There is a saying in Buddhism that emptiness, the key insight of meditation practice, should be regarded as like a snake, because if you do not learn how to hold it properly it will reach up and bite you. Emptiness is the relinquishment of views, said Nagarjuna, but those who do not relinquish the view of emptiness are incurable. Nobody warned me that in yoga a similar caution is necessary. Supremely unaware of this, I reveled in my new-found dexterity.

On a recent visit to my in-laws’ house in Florida, for example, I took the first opportunity to stretch by their pool. After one or two downward dogs, I had a vision of my last yoga class where we successfully worked on our handstands against the wall-adho mukha vrksasana, the face-down tree pose.

“Begin in a downward dog,” I remembered. “Straighten the elbows and stretch the arms, open the chest, walk in, exhale and kick one leg up, following it quickly with the other.” I had discovered that I could kick up without fear, and I loved the feeling of flying up against the wall into a handstand. That would feel nice right now, I thought, and before I knew what was happening, I kicked myself up onto my hands. For a very brief moment, I balanced like a true yogi, but I knew in the next split-second that the snake was about to bite.

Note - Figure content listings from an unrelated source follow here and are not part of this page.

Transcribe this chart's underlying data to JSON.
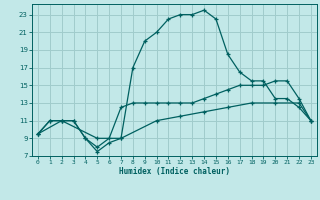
{
  "xlabel": "Humidex (Indice chaleur)",
  "bg_color": "#c2e8e8",
  "grid_color": "#a0cccc",
  "line_color": "#006060",
  "xlim": [
    -0.5,
    23.5
  ],
  "ylim": [
    7,
    24.2
  ],
  "xticks": [
    0,
    1,
    2,
    3,
    4,
    5,
    6,
    7,
    8,
    9,
    10,
    11,
    12,
    13,
    14,
    15,
    16,
    17,
    18,
    19,
    20,
    21,
    22,
    23
  ],
  "yticks": [
    7,
    9,
    11,
    13,
    15,
    17,
    19,
    21,
    23
  ],
  "curve_main_x": [
    0,
    1,
    2,
    3,
    4,
    5,
    6,
    7,
    8,
    9,
    10,
    11,
    12,
    13,
    14,
    15,
    16,
    17,
    18,
    19,
    20,
    21,
    22,
    23
  ],
  "curve_main_y": [
    9.5,
    11,
    11,
    11,
    9,
    7.5,
    8.5,
    9,
    17,
    20,
    21,
    22.5,
    23,
    23,
    23.5,
    22.5,
    18.5,
    16.5,
    15.5,
    15.5,
    13.5,
    13.5,
    12.5,
    11
  ],
  "curve_mid_x": [
    0,
    1,
    2,
    3,
    4,
    5,
    6,
    7,
    8,
    9,
    10,
    11,
    12,
    13,
    14,
    15,
    16,
    17,
    18,
    19,
    20,
    21,
    22,
    23
  ],
  "curve_mid_y": [
    9.5,
    11,
    11,
    11,
    9,
    8,
    9,
    12.5,
    13,
    13,
    13,
    13,
    13,
    13,
    13.5,
    14,
    14.5,
    15,
    15,
    15,
    15.5,
    15.5,
    13.5,
    11
  ],
  "curve_low_x": [
    0,
    2,
    5,
    7,
    10,
    12,
    14,
    16,
    18,
    20,
    22,
    23
  ],
  "curve_low_y": [
    9.5,
    11,
    9,
    9,
    11,
    11.5,
    12,
    12.5,
    13,
    13,
    13,
    11
  ]
}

My enthusiasm had carried me away. There was no wall to support me and I had lifted off with such energy that I was over and beyond the ability of my arms and shoulders to support me. I had the choice of falling onto the gravel in a somersault or collapsing one shoulder and rolling onto my side. Choosing the latter, I felt my shoulder girdle go into spasm as I fell. Three months later, as I write this, the muscles are still healing.

What is the lesson in all this? For me, it has something to do with letting meditation and yoga help each other. I was so excited to have the help of yoga to my meditation that I forgot to use what I had learned from Buddhism to help me with my yoga. I would never let my excitement over emptiness throw me off balance the way I had let my handstand get out of control. In my enthusiasm for the posture, I had lost-or misplaced-the humility that protected me as I felt my way into yoga in the first place.

The lesson was a familiar one-a lesson that links yoga and meditation at their hearts. The successful practice of yoga, like meditation, requires nothing more, or less, than a beginner’s mind.

Mark Epstein

Mark Epstein, M.D. is author of Thoughts Without a Thinker and Going to Pieces Without Falling Apart.